The BTE unit has a 12-to-15-hour operational life when fully charged. Each ITM hearing device has a 6-to-8 hour operational life when fully charged. The SoundBite Hearing System includes 1 BTE, 2 ITMs, and a system charger.

The BTE unit delivers a broader frequency bandwidth (up to 18,000 Hz) as compared to existing devices for single-sided deafness. This broader bandwidth enhances spatial hearing ability, which is a key limitation for SSD patients.

== Treatment process ==
The patient is evaluated by an audiologist to determine degree of hearing loss to determine if the patient is a candidate for SoundBite. A dentist then performs a dental screening and takes a partial impression of the patient's teeth, which is used to create a customized SoundBite ITM device. The ITM and BTE are fitted and adjusted, and the system is programmed by a hearing professional.

=== Candidates and indications ===
In the United States, SoundBite is appropriate for patients who are 18 years or older, with good oral health, with:
- Single-sided deafness, defined as moderately severe, severe, or profound sensorineural hearing loss in one ear (problems with the inner ear), with normal hearing in the other ear
- Conductive hearing loss (problems with the outer or middle ear)
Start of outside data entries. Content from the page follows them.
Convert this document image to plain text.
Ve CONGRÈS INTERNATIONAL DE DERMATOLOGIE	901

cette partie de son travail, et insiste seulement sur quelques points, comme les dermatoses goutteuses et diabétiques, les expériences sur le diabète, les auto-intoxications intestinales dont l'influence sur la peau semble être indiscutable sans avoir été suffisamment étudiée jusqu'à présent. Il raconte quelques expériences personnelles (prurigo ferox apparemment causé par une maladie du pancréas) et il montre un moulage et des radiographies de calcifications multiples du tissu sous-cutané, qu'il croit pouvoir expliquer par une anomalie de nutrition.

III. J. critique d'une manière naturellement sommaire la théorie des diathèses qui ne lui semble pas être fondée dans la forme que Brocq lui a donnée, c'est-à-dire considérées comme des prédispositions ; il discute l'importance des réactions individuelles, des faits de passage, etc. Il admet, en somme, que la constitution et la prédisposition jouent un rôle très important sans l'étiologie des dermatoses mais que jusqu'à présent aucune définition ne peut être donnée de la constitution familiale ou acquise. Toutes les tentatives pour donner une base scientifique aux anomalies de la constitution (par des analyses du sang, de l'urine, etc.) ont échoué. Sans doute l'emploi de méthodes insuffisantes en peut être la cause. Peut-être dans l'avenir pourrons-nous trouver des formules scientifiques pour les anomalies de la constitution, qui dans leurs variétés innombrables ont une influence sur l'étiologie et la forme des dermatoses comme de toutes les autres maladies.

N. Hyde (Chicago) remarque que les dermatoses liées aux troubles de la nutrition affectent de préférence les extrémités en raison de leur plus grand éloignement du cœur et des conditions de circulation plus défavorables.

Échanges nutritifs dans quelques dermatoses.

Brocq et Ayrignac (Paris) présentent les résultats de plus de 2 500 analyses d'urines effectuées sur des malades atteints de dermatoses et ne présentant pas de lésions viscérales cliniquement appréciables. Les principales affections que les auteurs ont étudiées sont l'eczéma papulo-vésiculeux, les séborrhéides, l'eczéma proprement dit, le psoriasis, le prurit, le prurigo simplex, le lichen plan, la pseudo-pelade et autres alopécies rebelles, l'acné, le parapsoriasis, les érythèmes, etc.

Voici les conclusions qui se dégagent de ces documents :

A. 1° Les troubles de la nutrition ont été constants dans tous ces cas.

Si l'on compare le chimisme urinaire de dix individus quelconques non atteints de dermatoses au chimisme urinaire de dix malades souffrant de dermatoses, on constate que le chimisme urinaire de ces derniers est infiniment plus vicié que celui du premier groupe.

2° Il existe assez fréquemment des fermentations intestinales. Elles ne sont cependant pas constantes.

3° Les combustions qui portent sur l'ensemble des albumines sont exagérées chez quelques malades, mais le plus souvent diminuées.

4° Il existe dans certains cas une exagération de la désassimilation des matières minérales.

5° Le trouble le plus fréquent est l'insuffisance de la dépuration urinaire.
- In Europe and Canada, SoundBite is appropriate for patients who are 18 years or older, with good oral health, with:

- Single-sided deafness, defined as moderately severe, severe, or profound sensorineural hearing loss in one ear (problems with the inner ear), with normal hearing in the other ear
- Conductive hearing loss (problems with the outer or middle ear)
- Mixed hearing loss (problems with the inner and outer or middle ear)

== Manufacturer ==
The SoundBite Hearing System was manufactured by Sonitus Medical Inc., a privately held medical device company based in San Mateo, California founded in June 2006. In addition to receiving FDA clearance for SoundBite, Sonitus Medical has received CE Mark certification. The company filed for bankruptcy in January 2015 leaving users with no service and many who paid for these expensive devices never received them. Other companies have looked into buying them out but to date nobody has.